Nous quittons l’Hôtel des Alignements pour nous rendre aux alignements réels, à un quart d’heure de marche. Le temps est gris, venteux, frais. À la Maison des Mégalithes, un court film nous explique quand et quoi. Menhirs et dolmens datent du néolithique de -5000 à -2500. Il s’agissait d’une société d’agriculteurs, hiérarchisée comme le prouve la tombe de chef du tumulus Saint-Michel découvert à Carnac sous la chapelle élevée sur la butte artificielle qui a nécessité des milliers d’heures de travaux. Des haches votives en jadéite et des perles de colliers en variscite, matériaux venus des Alpes italiennes et d’Andalousie lui servaient de parures. Ces haches n’étaient pas destinées au travail car trop fragiles et précieusement taillées puis polies ; elles avaient une fonction symbolique de pouvoir, une « magie ».

Avec une jeune conférencière du coin très brune, probablement étudiante, nous visitons les alignements du Ménec, juste en face, de l’autre côté de la route de Kerlescan. Le Ménec est le principal alignement, les autres s’étendant sur environ 4 km jusqu’aux dolmens de Kerlescan, au-delà du cromlech du même nom, que nous ne verrons pas. Se succèdent les alignements de menhirs du Ménec, ceux de Kermario, enfin de Kerlescan. Des passerelles en bois permettent de voir les alignements sur leur pourtour, sans piétiner dedans.
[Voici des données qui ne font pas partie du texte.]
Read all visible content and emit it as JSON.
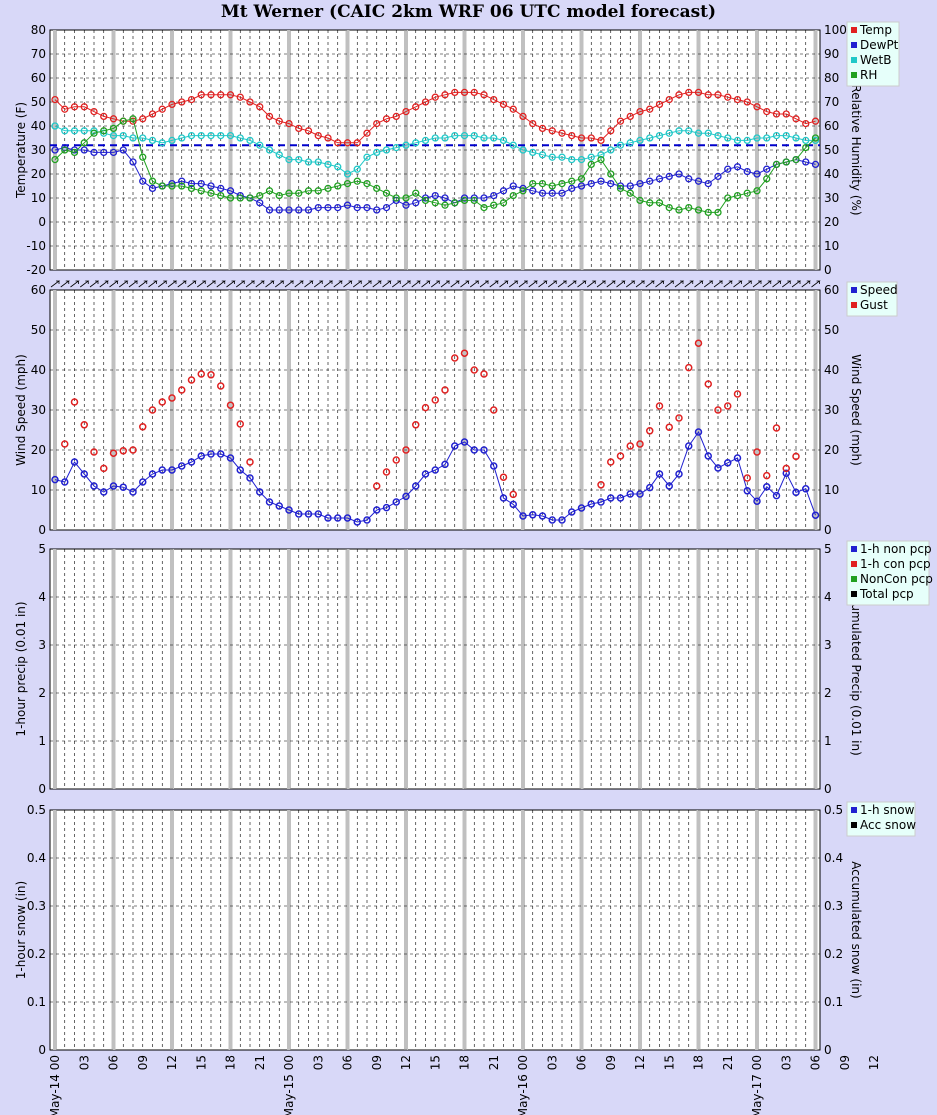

La terre en effet se tasse et, comme une gencive les dents, déchausse les menhirs. Seules les visites guidées en groupe sont autorisées. Les guides nous demandent d’ailleurs de marcher sur les ajoncs, plantes invasives qui prennent trop de place.

Les alignements du Ménec, avec leurs 1050 menhirs dressés sur 11 lignes, vont en dégradé des plus hauts menhirs d’environ 4 m de haut aux plus petits de 30 cm, du sud-ouest au nord-est sur 950 m de long et 100 m de large. Ils sont terminés par un cromlech, demi-cercle de 71 menhirs au ras des maisons du hameau du Ménec. Beaucoup ont été détruits, récupérés, retaillés, servant à bâtir l’église et quelques maisons. La roche, la granulite, affleure dans les environs et a été utilisée sur place, dans la meilleure lignée du consommer local qui est le fantasme écolo de notre post-modernité. On l’extrayait en utilisant ses fissures naturelles (diaclases) et en y enfonçant des coins de bois mouillés qui faisaient gonfler la pierre, puis des écarteurs en pierre, jusqu’à l’éclater.

L’intérêt pour ces pierres dressées naît au XIXe siècle dans la lignée du romantisme avec l’Écossais James Miln (né en 1819) et le tout jeune Carnacois de 10 ans, Zacharie Le Rouzic (né en 1864). Il a quitté l’école pour suivre son maître archéologue déjà âgé de 45 ans et sensible à la curiosité du jeune garçon. Zacharie s’est formé tout seul et a pris sa suite, effectuant des fouilles, faisant appel à l’opinion érudite afin de protéger les sites, ce qu’il parviendra à faire en 1928 en les faisant classer Monuments historiques. Il est décédé en 1939. Carnac, sur la liste du Patrimoine mondial de l’UNESCO, n’a toujours pas obtenu le label.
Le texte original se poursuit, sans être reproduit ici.